AKHATARI BEGUM AND SONS Appellant
VERSUS
COMMISSIONER OF INCOME-TAX Respondents

JUDGEMENT

Shukla, J. - (1.)THIS order shall also dispose of Miscellaneous Civil Case No. 66 of 1979, as in both these cases the assessee as well as the question of law are common.
(2.)THE Income-tax Appellate Tribunal, Indore Bench, Indore, has referred the following question for our opinion :
"Whether, on the facts and in the circumstances of the case, the Tribunal was justified in confirming the separate addition of luggage receipts to the total income ? "

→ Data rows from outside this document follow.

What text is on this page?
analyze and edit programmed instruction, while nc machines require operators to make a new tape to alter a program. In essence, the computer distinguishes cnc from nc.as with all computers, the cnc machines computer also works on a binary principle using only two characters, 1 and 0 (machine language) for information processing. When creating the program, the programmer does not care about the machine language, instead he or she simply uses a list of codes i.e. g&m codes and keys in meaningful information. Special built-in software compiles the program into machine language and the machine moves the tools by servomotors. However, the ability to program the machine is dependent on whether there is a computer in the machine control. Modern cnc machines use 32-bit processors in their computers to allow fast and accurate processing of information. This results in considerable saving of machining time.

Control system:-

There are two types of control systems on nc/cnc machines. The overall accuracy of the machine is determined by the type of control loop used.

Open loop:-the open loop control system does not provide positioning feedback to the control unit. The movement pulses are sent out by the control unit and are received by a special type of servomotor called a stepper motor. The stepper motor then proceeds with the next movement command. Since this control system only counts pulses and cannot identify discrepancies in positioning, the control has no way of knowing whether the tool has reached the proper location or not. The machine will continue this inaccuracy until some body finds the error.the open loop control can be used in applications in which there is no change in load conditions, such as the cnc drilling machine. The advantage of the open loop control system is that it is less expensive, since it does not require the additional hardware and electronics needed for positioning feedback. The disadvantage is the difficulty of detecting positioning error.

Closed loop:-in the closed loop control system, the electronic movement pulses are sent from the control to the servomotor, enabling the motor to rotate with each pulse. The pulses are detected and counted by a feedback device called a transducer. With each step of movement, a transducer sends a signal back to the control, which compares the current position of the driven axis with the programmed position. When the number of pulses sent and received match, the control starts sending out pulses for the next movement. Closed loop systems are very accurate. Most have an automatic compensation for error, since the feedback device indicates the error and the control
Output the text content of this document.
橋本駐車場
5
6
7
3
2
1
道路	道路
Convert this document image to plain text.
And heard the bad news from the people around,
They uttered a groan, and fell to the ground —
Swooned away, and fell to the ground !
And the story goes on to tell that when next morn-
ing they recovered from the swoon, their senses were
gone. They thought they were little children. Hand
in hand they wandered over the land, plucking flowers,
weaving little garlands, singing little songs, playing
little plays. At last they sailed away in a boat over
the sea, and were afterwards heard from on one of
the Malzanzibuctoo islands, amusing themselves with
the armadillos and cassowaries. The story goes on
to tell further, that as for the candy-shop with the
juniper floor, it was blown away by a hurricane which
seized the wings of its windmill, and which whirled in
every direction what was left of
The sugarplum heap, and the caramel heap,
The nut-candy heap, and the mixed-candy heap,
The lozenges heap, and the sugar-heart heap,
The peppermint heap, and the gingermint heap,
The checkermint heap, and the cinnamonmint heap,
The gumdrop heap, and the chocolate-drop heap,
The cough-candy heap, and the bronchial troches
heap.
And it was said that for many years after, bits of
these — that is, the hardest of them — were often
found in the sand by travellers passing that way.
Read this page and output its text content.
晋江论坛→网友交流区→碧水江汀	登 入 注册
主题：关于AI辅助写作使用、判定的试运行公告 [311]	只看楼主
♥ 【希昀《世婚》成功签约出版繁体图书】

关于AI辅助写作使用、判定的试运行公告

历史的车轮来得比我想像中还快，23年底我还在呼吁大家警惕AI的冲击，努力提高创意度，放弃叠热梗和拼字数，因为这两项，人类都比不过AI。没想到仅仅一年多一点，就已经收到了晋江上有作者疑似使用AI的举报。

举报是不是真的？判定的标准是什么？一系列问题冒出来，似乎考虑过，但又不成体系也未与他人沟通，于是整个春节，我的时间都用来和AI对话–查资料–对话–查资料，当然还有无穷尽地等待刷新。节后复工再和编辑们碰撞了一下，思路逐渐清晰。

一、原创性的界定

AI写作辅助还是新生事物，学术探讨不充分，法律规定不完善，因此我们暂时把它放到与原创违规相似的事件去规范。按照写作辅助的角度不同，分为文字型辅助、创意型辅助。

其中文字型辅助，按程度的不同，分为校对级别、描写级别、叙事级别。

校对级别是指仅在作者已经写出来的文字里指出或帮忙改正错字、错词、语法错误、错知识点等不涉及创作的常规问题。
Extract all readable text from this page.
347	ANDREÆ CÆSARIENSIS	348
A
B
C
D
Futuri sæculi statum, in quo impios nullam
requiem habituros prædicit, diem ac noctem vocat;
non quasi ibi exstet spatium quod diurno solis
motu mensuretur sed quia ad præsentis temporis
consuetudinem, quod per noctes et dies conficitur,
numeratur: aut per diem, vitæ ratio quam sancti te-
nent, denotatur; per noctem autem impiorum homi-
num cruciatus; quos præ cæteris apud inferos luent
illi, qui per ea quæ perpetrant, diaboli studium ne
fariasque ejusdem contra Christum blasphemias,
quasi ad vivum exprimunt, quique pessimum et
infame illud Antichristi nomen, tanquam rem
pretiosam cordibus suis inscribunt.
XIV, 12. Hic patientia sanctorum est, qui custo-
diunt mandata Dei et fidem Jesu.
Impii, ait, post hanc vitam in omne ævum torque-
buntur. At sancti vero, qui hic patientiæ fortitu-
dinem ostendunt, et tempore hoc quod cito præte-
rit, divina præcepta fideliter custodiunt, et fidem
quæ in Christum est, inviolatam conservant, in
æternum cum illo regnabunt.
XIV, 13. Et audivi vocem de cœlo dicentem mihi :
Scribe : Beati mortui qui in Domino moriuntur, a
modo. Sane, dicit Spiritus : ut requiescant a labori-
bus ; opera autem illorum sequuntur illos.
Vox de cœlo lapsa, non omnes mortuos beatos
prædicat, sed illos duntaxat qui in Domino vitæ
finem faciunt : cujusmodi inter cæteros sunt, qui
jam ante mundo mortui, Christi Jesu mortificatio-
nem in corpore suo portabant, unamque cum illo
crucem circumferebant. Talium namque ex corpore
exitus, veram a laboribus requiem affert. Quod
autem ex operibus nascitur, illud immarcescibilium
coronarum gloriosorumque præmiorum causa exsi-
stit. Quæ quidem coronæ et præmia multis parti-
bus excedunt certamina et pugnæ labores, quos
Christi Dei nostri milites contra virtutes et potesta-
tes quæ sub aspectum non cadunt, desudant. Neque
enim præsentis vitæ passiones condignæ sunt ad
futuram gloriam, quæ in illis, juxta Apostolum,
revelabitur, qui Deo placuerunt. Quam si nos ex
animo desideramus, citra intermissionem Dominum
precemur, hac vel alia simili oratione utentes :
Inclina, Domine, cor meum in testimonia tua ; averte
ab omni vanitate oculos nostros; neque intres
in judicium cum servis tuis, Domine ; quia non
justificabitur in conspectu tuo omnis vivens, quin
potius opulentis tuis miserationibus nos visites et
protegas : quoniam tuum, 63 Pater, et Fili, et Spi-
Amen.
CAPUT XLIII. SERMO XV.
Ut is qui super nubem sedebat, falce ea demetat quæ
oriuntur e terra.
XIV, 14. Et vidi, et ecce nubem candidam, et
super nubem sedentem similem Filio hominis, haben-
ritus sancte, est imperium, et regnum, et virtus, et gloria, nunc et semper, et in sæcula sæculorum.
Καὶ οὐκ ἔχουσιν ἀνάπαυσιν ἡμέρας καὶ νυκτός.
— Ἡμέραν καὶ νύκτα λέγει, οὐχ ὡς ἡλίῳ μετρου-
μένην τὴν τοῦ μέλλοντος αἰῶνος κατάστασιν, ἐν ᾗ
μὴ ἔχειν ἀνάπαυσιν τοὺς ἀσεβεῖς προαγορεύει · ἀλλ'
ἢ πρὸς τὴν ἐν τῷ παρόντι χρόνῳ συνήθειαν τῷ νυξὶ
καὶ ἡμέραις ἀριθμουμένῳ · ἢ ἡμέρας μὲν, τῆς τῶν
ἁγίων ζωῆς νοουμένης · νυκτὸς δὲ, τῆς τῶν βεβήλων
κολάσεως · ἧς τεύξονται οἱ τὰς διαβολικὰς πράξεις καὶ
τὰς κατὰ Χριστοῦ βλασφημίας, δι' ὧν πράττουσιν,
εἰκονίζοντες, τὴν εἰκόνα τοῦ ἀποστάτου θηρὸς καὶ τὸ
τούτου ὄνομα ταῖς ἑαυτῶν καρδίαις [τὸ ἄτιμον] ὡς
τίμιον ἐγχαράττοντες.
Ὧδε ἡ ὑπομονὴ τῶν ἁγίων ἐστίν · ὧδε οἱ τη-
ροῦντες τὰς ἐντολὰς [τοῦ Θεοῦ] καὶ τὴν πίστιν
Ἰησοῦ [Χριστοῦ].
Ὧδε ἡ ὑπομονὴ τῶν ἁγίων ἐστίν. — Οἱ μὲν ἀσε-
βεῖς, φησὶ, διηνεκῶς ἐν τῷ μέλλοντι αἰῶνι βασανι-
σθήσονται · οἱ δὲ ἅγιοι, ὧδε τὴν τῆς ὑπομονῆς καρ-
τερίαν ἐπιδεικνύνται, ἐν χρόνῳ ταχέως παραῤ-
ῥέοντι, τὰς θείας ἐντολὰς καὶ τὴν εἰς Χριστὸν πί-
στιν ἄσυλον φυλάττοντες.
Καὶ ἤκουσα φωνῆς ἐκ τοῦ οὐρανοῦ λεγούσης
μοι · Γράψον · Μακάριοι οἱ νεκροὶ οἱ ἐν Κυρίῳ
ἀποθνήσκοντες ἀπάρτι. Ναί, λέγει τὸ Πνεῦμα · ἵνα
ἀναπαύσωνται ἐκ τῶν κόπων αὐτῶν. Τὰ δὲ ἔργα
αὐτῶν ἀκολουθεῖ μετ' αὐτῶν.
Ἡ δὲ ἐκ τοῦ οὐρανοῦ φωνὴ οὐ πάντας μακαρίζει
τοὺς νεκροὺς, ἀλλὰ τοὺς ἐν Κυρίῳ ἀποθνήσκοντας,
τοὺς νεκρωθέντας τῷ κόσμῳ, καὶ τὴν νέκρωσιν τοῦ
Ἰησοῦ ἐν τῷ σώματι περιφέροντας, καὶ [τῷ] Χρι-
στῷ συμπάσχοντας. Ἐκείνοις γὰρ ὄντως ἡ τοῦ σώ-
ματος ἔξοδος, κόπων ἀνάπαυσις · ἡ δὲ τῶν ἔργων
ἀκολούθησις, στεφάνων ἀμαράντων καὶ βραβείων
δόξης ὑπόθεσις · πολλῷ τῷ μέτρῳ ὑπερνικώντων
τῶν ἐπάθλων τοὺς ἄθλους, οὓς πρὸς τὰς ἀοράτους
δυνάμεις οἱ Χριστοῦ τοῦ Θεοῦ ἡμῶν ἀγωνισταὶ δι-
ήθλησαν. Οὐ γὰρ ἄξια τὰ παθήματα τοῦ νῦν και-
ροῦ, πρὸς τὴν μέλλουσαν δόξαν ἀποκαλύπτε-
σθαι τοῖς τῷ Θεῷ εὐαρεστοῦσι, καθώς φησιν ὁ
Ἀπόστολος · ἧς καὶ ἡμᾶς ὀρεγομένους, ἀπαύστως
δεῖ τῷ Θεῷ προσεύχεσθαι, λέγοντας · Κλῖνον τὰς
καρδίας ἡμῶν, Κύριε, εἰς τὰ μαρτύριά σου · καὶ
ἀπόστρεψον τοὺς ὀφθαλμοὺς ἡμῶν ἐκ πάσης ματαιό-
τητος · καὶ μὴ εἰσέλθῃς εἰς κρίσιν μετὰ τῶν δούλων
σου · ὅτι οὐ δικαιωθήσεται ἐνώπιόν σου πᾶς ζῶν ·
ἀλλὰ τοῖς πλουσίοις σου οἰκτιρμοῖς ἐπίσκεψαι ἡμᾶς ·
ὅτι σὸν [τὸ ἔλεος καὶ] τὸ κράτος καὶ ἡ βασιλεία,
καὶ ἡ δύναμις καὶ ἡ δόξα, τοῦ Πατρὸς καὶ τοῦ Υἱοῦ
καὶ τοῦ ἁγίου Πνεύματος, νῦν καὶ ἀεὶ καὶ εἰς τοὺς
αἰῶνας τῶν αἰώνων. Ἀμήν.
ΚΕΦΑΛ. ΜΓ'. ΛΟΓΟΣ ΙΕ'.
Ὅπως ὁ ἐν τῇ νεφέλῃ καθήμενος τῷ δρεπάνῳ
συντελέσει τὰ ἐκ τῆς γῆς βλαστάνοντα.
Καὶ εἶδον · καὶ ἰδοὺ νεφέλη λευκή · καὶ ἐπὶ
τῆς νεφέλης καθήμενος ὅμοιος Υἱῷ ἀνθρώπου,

This question arises for assessment years 1973-74 and 1974-75. The assessee derives income from business of plying passenger buses. The ITO rejected the book results. Acting under the proviso to Section 145(3) of the I.T. Act, a best judgment assessment was made by estimating the optimum receipts and applying a net profit rate. The assessee also used to charge fare for carrying luggage of the passengers travelling in its buses. This amount was added in the net profit by the ITO for computing the total income. The assessee's contention was that even on the luggage receipts a net profit rate should have been applied and the entire receipt should not have been added as profit. The contention was rejected by the ITO and the AAC.

When the matter came up before the Appellate Tribunal, the Tribunal considered the argument of the assessee and observed :

" What we feel is that the rate of 20% is to be calculated after excluding the passenger tax, but the whole of the amount received on account of luggage is to be added in computing the net income because it involves no extra expenditure."

(3.)THE Tribunal keeping in view this finding that the receipts on trans port of luggage did not involve any extra expenditure, rejected the assessee's claim that some expenditure was involved in the transport of luggage also and the same should have been considered for determining the net profit from luggage receipts. Clearly the finding is one of fact and no question of law could arise therefrom.
Learned counsel for the assessee very strenuously argued that while carrying luggage there was always some extra expenditure in terms of wear and tear and also extra consumption of diesel, etc., and, therefore, this ought to have been taken into consideration by the authorities below. It is not necessary for us to comment on this argument because the fact whether the transport of luggage involved any extra expenditure was a question of fact which only the Tribunal was competent to decide. The ' Tribunal answered this against the assessee and this being a finding of fact ends the matter.